Title: Catalytic pyrolysis-GC/MS of lignin from several sources

item Mullen, Charles
item Boateng, Akwasi

Submitted to: Fuel Processing Technology
Publication Type: Peer Reviewed Journal
Publication Acceptance Date: 8/28/2010
Publication Date: 9/3/2010
Citation: Mullen, C.A., Boateng, A.A. 2010. Catalytic pyrolysis-GC/MS of lignin from several sources. Fuel Processing Technology, 91:1446-1458.
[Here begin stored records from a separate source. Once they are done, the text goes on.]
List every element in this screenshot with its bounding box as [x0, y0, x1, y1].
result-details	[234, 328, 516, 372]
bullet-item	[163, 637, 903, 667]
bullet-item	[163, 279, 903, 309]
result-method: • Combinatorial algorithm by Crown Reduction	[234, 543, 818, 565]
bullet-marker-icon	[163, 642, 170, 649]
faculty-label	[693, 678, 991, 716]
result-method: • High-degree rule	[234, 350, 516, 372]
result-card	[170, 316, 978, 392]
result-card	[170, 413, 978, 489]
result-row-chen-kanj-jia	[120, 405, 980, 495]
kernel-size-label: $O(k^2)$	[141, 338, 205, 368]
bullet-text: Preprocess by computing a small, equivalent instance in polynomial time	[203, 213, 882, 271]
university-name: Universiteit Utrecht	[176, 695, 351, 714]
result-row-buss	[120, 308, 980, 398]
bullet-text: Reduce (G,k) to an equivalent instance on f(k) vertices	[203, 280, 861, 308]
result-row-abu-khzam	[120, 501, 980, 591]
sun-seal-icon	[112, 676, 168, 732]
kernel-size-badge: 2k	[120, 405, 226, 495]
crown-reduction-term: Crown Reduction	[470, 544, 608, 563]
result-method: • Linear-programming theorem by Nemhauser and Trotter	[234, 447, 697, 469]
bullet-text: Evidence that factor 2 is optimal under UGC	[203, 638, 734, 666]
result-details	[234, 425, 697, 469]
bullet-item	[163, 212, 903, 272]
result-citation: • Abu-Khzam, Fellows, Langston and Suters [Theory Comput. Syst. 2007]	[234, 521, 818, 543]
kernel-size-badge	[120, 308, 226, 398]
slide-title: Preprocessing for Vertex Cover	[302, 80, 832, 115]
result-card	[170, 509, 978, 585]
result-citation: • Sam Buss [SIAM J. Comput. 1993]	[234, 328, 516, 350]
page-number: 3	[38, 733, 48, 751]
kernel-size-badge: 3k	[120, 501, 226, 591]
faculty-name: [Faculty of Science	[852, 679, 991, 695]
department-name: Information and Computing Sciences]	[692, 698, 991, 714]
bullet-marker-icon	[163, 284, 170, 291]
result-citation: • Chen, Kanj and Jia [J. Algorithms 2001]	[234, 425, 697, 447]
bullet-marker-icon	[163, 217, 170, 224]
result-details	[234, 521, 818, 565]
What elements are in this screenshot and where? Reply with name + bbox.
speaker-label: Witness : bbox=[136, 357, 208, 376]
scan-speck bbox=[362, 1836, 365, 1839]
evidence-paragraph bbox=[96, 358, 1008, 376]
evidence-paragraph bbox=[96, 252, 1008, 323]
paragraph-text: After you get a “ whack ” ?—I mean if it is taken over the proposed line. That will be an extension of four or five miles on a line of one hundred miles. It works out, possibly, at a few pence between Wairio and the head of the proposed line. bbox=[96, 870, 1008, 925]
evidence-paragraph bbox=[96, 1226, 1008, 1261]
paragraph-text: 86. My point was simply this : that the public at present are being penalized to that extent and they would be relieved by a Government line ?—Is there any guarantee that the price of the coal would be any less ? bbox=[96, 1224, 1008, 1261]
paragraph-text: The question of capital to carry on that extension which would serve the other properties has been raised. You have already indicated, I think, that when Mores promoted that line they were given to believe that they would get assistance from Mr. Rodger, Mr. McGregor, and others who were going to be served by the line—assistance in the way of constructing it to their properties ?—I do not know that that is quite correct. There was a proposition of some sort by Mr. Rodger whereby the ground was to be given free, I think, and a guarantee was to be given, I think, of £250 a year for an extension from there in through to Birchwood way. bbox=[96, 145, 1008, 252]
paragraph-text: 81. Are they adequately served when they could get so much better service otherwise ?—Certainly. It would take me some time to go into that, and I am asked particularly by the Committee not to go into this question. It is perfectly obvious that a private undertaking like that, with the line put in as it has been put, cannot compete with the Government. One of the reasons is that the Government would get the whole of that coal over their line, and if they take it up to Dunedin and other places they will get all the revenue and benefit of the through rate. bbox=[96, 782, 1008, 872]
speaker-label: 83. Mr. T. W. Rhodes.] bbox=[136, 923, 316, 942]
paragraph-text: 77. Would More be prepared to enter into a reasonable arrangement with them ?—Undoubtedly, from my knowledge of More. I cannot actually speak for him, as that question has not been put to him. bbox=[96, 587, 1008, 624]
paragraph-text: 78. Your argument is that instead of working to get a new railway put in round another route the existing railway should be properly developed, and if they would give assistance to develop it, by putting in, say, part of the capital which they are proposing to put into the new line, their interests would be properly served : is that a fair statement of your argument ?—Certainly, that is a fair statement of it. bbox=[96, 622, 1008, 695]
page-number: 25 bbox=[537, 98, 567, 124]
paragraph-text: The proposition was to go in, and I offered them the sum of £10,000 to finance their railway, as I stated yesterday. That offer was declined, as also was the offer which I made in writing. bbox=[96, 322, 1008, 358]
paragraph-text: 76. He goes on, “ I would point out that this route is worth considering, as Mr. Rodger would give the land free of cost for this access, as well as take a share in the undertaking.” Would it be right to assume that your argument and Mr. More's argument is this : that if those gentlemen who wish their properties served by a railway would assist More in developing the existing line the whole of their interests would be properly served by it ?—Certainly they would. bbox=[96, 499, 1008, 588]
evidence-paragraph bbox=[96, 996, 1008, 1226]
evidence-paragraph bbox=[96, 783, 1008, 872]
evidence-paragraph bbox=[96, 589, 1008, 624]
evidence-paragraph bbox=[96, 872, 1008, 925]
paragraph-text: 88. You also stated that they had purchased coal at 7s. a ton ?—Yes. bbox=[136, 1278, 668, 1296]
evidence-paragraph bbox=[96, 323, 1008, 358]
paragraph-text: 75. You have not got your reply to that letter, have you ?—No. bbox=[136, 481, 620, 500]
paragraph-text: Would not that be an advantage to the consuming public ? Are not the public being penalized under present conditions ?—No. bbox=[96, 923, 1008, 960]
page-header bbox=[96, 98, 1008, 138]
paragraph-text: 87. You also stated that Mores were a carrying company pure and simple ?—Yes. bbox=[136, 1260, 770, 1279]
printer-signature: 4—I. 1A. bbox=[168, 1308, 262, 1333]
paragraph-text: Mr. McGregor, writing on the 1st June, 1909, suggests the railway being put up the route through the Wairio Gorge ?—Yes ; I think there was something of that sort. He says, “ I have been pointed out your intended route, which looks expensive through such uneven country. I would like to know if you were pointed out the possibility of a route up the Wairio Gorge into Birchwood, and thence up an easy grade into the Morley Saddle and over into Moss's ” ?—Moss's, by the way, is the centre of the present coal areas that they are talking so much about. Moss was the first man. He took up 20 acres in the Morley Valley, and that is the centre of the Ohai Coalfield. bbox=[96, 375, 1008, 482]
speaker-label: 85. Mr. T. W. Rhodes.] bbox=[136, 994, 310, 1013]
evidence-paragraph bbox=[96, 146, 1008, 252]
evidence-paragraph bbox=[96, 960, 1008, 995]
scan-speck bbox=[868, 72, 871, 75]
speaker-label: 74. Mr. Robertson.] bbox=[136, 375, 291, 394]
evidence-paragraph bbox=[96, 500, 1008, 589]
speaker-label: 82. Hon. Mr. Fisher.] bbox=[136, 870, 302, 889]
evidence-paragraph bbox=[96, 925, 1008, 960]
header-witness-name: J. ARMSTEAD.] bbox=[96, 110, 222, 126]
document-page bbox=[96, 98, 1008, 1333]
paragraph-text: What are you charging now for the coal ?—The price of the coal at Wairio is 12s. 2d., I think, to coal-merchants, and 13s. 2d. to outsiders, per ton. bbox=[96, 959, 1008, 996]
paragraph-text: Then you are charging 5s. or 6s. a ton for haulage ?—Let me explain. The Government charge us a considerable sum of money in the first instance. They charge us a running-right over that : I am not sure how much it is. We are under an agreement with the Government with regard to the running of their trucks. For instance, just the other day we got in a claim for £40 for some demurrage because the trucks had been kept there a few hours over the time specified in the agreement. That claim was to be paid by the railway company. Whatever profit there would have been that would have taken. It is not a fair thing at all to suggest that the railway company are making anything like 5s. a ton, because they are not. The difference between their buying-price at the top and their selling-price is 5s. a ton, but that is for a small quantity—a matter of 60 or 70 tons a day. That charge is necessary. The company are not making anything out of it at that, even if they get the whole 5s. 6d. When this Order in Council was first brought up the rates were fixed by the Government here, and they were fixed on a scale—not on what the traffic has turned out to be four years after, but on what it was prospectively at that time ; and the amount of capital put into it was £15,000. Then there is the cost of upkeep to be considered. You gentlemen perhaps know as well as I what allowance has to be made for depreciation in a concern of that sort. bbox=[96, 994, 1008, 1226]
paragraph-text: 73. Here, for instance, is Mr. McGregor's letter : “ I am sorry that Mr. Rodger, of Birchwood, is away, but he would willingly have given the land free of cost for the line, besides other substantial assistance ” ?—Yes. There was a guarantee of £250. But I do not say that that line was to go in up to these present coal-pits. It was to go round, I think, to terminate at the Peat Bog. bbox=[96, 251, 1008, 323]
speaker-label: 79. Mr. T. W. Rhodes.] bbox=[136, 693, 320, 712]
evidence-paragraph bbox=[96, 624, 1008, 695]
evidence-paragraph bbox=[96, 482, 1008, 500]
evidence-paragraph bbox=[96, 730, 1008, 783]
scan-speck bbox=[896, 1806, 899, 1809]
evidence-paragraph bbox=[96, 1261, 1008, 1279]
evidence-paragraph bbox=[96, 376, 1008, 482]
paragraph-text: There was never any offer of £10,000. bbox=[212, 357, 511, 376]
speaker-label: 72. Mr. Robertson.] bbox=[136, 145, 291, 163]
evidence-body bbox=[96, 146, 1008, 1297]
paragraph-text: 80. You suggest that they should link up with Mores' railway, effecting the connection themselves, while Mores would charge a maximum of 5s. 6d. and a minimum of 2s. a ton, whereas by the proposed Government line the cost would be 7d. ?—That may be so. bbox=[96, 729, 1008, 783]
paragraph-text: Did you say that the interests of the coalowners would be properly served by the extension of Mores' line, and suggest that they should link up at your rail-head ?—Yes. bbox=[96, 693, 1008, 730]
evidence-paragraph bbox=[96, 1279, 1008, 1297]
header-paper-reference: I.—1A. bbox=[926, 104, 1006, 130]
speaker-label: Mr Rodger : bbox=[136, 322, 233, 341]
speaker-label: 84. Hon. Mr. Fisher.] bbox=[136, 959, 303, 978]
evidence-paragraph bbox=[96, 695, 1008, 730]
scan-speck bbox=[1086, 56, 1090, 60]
Interpretive Summary: With the need to find new and economical sources of renewable fuels increasing, interest in conversion of waste streams from various industries to fuels and other useful products is increasing. Lignin, the part of plants that gives it rigidity, is isolated as a co-product from the pulp, paper and cellulosic ethanol industries. Conversion of lignin into a high-density liquid called bio-oil is possible through a process called fast pyrolysis. This is done by rapidly heating the biomass in the absence of air and then quickly cooling the vapors. Bio-oil can be sent on to be upgraded into liquid transportation fuels or used as a starting material for synthetic chemicals. The composition and properties of bio-oil can be altered by use of a catalyst during the pyrolysis process. We used a small scale pyrolysis reactor, a “pyroprobe” coupled with a gas chromatograph (GC) to study the fast pyrolysis of lignin, with and without catalysts. The chemical compounds identified using GC are those that make up bio-oil. Our results showed that without a catalyst, lignin pyrolysis resulted in production of large amounts of oxygen containing compounds. However, with addition of a catalyst, HZSM-5, more non-oxygen containing compounds, called aromatic hydrocarbons were produced. These non-oxygenated compounds are found in gasoline. This information will be important to those in the paper, pulp and cellulosic ethanol industries looking for ways to utilize lignin co-products. It will also be useful for bio-oil producers and to those refining bio-oil into fuels and chemicals.

Technical Abstract: Lignin from four different sources extracted by various methods were pyrolyzed at 650 degree C using analytical pyrolysis methods, py-GC/MS. Pyrolysis was carried out in the absence and presence of two heterogeneous catalysts , an acidic zeolite (HZSM-5) catalyst and a mixed metal oxide catalyst (CoO/MoO3). The non-catalytic py-GC/MS was used to identify the lignin as characterized by their H-, G- or S-lignin makeup and also served as the control basis to evaluate the effect of the said catalysts on the production of aromatic hydrocarbon from these lignin sources. It was found that the selectivity to particular aromatic hydrocarbons vary with the composition of the lignin for both catalysts.